Never leave a Broforce bro behind

Broforce preview

Yesterday was for getting up to my eyeballs in the carcasses of slaughtered Saxons; today is for hanging out with some bros while making things go boom. There might be other loud noises that aren’t allowed in libraries. I’ve taken a break from gorging and slightly melted chocolate eggs to play some of the Broforce beta. Brobeta.  

Free Lives’ 2D action platformer is the ultimate crossover. It’s the Wold Newton Universe of ‘80s and ‘90s action heroes, from Robocop to Judge Dredd. And it’s as explosive as you’d expect given its roster of bros who’ve taken out terrorist groups single-handedly, waged one-man wars and defeated legions of Deadites.  

Underneath the silliness and nostalgia, though, I think it might actually be bloody brilliant. Clever in all sorts of ways that you’d never expect from a game with a set up that isn’t far off The Expendables. Most impressively, Broforce is a game of instant gratification that never lets up; where the action keeps on escalating and lulls don’t exist. 

Dying in Broforce is rewarded. When Brade, Brobocop or another one of the countless action heroes pops their clogs it’s only over if there are no more bros left. Traditional lives are replaced by the bros themselves, locked away in cages, waiting to be freed. A freed bro becomes another life.

Death could even be a good thing. Each bro slaughters foes in different ways. Brade slices through them with his vampire-killing katana. Brobocop blasts away perps and can take out multiple villains without breaking a sweat thanks to his super. Each bro design is the essence of their movie counterparts, with loving touches like the Omni Consumer Corp UI that targets enemies when Brobocop is in play. Death means new toys and new characters, not a slap on the wrist and a disapproving look.

Switching to another one of the eclectic group of heroes can entirely change the way a level of navigated, how enemies are dealt with. Rocket launchers don’t act like sniper rifles – amazing, I know – and neither of them are anything like a big sword. Range, level damage, speed – they are all factors that demand a slight change in approach when one bro falls and another takes his (or occasionally her) place.

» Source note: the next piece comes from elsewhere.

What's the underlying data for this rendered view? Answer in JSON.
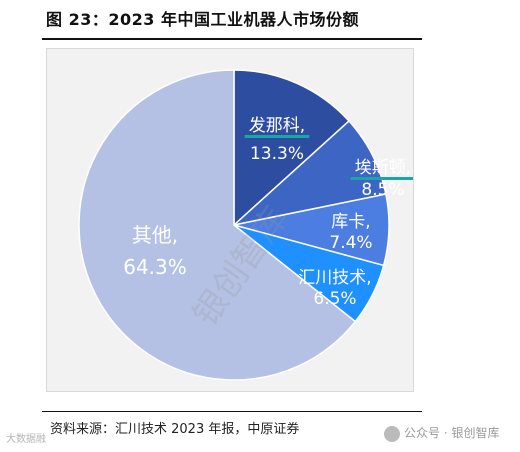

Bro in Black – Broforce’s sharp-dressing secret agent – wields the infamous noisy cricket, and it’s not simply a reskin of a basic gun with some Men in Black special effects. It’s the noisy cricket in digital form, causing massive amounts of destruction while pushing the wielder back. Shooting an enemy usually leaves a hole in the ground, walls or whatever else the now ex-enemy was standing near. And more than once this has led to me saying goodbye to Bro in Black as he flies backwards off a cliff.

The environment exists to be reshaped with bullets, fire, lasers and missiles. Hulk-sized enemy giving you a bit of bother? Just shoot out the bridge he’s standing on and wave goodbye. Giant slavering dog blocking your way? Dislodge the explosive barrel resting above him and watch him go to doggy heaven. There are quick, tactical decisions to be made that the environment tosses a bros way, but mostly it’s there to be blown up like everything else.

I play so many rogue-likes and punishing skill-based games – which I think I might be a bit shit at – that Broforce feels like a relaxing holiday, albeit one filled with burning corpses and a mountain of bullets. Missions are quick dashes to the finish line represented by a helicopter and everything exploding, so even a final death isn’t much to worry about.

But that explosions everywhere pace and the constant string of gratification can’t last forever, surely? And if it somehow did, it would grow stale, right? I thought so. But the ante keeps being upped. More bros, increasingly elaborate levels, a robust level editor, single-player and co-op, deathmatch mayhem – Free Lives has chucked so much into Broforce that it stays vital for quite some time. At least, I’ve yet to get to the point where it starts to smell a bit moldy.

It’s electric guitars and steel eagles. Bandanas and men with perms. Smoking a stogie while bodies pile up. And today it’s been a wonderful way to deal with a post-Easter whisky chocolate hangover.